Masih terekam jelas dalam ingatanku sewaktu hidayah itu menyapa ku. Hari itu adalah hari jumat, hari pertama kalinya aku duduk di suatu majelis yang terasa asing bagi ku. Hari pertama aku melihat sesosok wanita yang semua tubuhnya tertutupi kecuali matanya, hari di mana aku bertemu dengan teman-teman yang juga mengikuti kegiatan yang di namakan TARBIYAH. Hari dimana aku menerima materi tentang HIJAB dan JILBAB, hari dimana aku baru mengetahui apa itu hijab, hari dimana aku baru mengetahui penting tidaknya berhijab dan berjilbab, hari pertama aku melihat betapa banyak anak-anak seangkatan ku yang mengikuti TARBIYAH itu.
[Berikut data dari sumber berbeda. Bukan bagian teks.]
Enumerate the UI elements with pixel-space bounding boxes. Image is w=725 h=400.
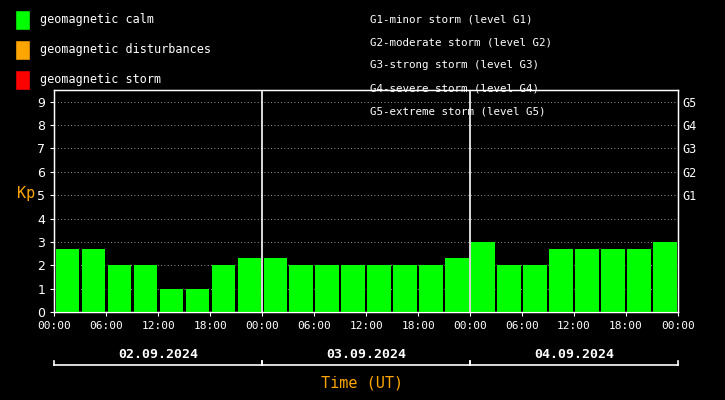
Bar bbox=[238, 258, 261, 312]
Bar bbox=[212, 265, 235, 312]
Bar bbox=[471, 242, 494, 312]
Bar bbox=[56, 249, 79, 312]
Text: 04.09.2024: 04.09.2024 bbox=[534, 348, 614, 360]
Text: geomagnetic disturbances: geomagnetic disturbances bbox=[40, 44, 211, 56]
Bar bbox=[653, 242, 676, 312]
Bar bbox=[523, 265, 547, 312]
Text: G3-strong storm (level G3): G3-strong storm (level G3) bbox=[370, 60, 539, 70]
Bar bbox=[341, 265, 365, 312]
Text: G2-moderate storm (level G2): G2-moderate storm (level G2) bbox=[370, 37, 552, 47]
Bar bbox=[368, 265, 391, 312]
Bar bbox=[627, 249, 650, 312]
Bar bbox=[133, 265, 157, 312]
Bar bbox=[315, 265, 339, 312]
Text: G5-extreme storm (level G5): G5-extreme storm (level G5) bbox=[370, 107, 545, 117]
Text: G4-severe storm (level G4): G4-severe storm (level G4) bbox=[370, 84, 539, 94]
Bar bbox=[160, 289, 183, 312]
Bar bbox=[107, 265, 131, 312]
Bar bbox=[497, 265, 521, 312]
Text: G1-minor storm (level G1): G1-minor storm (level G1) bbox=[370, 14, 532, 24]
Bar bbox=[186, 289, 209, 312]
Bar bbox=[550, 249, 573, 312]
Text: 02.09.2024: 02.09.2024 bbox=[118, 348, 199, 360]
Text: geomagnetic calm: geomagnetic calm bbox=[40, 14, 154, 26]
Bar bbox=[601, 249, 625, 312]
Bar bbox=[82, 249, 105, 312]
Bar bbox=[419, 265, 443, 312]
Bar bbox=[263, 258, 287, 312]
Bar bbox=[289, 265, 313, 312]
Text: Time (UT): Time (UT) bbox=[321, 375, 404, 390]
Y-axis label: Kp: Kp bbox=[17, 186, 36, 201]
Text: 03.09.2024: 03.09.2024 bbox=[326, 348, 406, 360]
Bar bbox=[575, 249, 599, 312]
Text: geomagnetic storm: geomagnetic storm bbox=[40, 74, 161, 86]
Bar bbox=[445, 258, 469, 312]
Bar bbox=[394, 265, 417, 312]
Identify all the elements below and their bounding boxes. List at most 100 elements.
Sekitar 100 siswa yang mengikuti dan hari dimana dibukakan pintu hidayah itu oleh Allah. aku, diriku yang sifat dasarnya ingin sekali mencari tahu ternyata menjadi jalan hidayah Allah untukku. Pada hari itu, entah ada berpuluh-puluh pertanyaan yang ku ajukan pada seorang wanita yang sering di panggil “MURABBI”. Saat itu aku tak peduli, mau murabbinya capek, kewalahan dengan pertanyaan ku, haus karena selalu bebicara menjawab pertanyaan ku, aku tak peduli. Peduli ku pada saat itu adalah aku ingin mencari tahu. Ya, aku ingin tahu. Saat itulah hidayah Allah itu datang. Aku mulai berfikir tentang diriku yang belum berjilbab. Aku mulai berfikir tentang diriku yang ternyata sangat jahiliyah. Aku mulai berfikir ternyata aku sangatlah bodoh akan ilmu agama. Dan, mulaihlah timbul rasa suka ku pada nama TARBIYAH. Setiap pekan pada hari jumat Alhamdulillah aku tak pernah bolong untuk duduk dalam majelis itu. Hanya berangsung selama satu bulan, teman-teman yang dulunya ada 100 orang yang mengikuti kini tinggal 7 orang yang masih aktif. Ya, 97 gugur. Entah kemana. Aku un tak tahu. Tidak hanya sampai disitu, enam bulan telah berjalan kini tanpa sadar kami tinggal ber-empat. Yang duanya kemana?? Aku pun tak tahu. Semuanya hilang. Dan kembali aku berfikir, tentang perkataan murabbi ku bahwa hanya orangorang yang terpilihlah yang akan tetap duduk di majelis ini. ketika mengingat perkataan itu, aku selalu mengaminkannya dalam hati. Dam terus berharap kepada Allah, bahwa sampai dengan azal menjemput hidayah Allah masih bersama ku.
3 tahun aku bersama dengan 3 teman liqo ku. Dia, ya, dia adalah naqibah ku. Dia yang setiap pekan mengingatkan ku dan teman-teman yang lain untuk tarbiyah. Dia, dia yang pada saat itu adalah ketua KKI di bagian Akhwat. Walaupun akhwat di sekolah ku pada saat itu hanya empat orang.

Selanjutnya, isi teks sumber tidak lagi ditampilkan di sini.